Milk peak leaves super-levy confused

By FWi staff

THE milk supply figures for March show a sharp rise in production, leaving the likelihood of a super-levy in confusion.

The figures released by the Intervention Board show that production has risen to 64 million litres over quota for the month of March.

This changes the cumulative position for the year to 13.5m litres over quota before the conversions between wholesale and direct sale are taken into account, said a spokesman from quota agents, Lovedays.

Permanent conversions will add 19m litres to the wholesale quota pool which has to be deducted from the cumulative total. This leaves the UK six million litres under quota for the year.

The net temporary transfers from wholesale to direct sale, which can be lodged with the Intervention Board until 14 May, will not be known until July/August.

Peter Weston-Davies of quota agents Charles Holt Consultancy believes that as much as 20m litres could be transferred between now and May.

The direct sales producers will want to avoid the super-levy they received last year at 17ppl, and they know its close, he said.

If that amount is transferred the quota year could finish 15m litres over.

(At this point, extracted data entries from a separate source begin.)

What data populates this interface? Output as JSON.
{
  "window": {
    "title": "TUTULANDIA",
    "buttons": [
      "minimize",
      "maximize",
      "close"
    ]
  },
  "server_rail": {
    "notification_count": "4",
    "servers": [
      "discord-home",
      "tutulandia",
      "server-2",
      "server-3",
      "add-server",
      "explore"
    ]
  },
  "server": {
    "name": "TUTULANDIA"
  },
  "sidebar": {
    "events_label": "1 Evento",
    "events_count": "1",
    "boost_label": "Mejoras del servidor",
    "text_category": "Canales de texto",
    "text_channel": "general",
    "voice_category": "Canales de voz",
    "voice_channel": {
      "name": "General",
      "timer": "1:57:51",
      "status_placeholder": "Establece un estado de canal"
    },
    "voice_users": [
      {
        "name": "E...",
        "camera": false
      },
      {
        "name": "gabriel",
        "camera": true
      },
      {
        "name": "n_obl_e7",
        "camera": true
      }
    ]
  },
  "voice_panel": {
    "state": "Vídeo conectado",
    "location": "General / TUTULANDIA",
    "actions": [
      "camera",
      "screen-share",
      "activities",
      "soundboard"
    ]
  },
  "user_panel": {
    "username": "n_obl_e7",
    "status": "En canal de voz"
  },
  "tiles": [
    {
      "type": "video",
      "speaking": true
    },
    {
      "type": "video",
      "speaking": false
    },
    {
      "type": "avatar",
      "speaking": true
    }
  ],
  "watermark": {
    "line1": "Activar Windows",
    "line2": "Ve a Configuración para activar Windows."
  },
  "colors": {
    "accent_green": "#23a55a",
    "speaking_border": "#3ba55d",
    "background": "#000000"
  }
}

Purchaser groups that are over quota may still have more generous thresholds than in the 1997/98 year, said Mr Weston-Davies.

“Therefore, it is likely that farmers who are 10% plus over are the ones that would carry the super-levy can.”

David Heaper from the Intervention Board isnt so sure. “Its the million Dollar question that everyone wants to know,” he said.

Mr Heaper told FWi today that the figures are so close that it is impossible to speculate. “Theyre right on the very edge.”

Rachel Rutter of Whitchurch based quota agents, Wright-Manley was reserved over the possibilities of super-levy saying that the figures could be closer to quota than was first thought.

There were a lot of farmers banking on the fact that there would be no super-levy this year, and to make any comment would be tempting fate, she added.